Chrisley rules with a daintily clasped iron fist, but he doesn’t really seem to care what he teaches his children by “protecting” them. Boys are treated as uncontrollable hellions, bent on having sex with everything that moves. Girls are mostly valued for their beauty, and then told it will inevitably get them into trouble. In fact everything will get everybody in trouble unless it is exactly what Todd Chrisley wants.

“I’m just being honest”

It’s the non-competition reality show equivalent of “I didn’t come here to make friends” —a catchall for being a terrible person. And like Juan Pablo before him, Todd isn’t just brutally honest to strangers. He’s either intentionally or thoughtlessly cruel to everyone in his family under the guise of trying to help them or just being your average metrosexual hoot. Of the department store he’s opening, Todd says he’d rather not carry any of those unmentionable sizes not between a four and a six… while sitting next to his wife who is clearly somewhere around an apparently revolting (according to Chrisley) size 10.
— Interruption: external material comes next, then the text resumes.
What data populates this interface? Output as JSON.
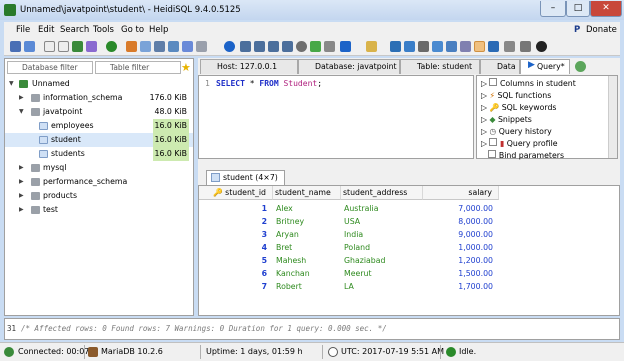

Just ignore the huge dark elephants in the room, while the producers flash them in your face over and over

Reality shows are not filmed in a vacuum. We consume as much of their characters’ actual reality in magazines and headlines as we do in the manufactured reality featured of their prime time slots. So, if Juan Pablo is going around saying he’s a loving guy, but the producers of his show are doing everything they can to show me each and every way he’s screwed over his 18 girlfriends, what am I to believe? And if Todd Chrisley continually turns down allegations about his sexuality or that he is totally bankrupt beyond repair, but the people behind his show dwell on lines where he brags about spending $300,000 on clothes, or allow the lengthiest of edited pauses after telling his wife, “I don’t even want to have sex anymore ... [longest pause known to man] ... because I’m afraid we’ll procreate again,” well, what are we to think? What are they asking us to think? If nothing else, Chrisley Knows Best certainly gives you plenty to think about.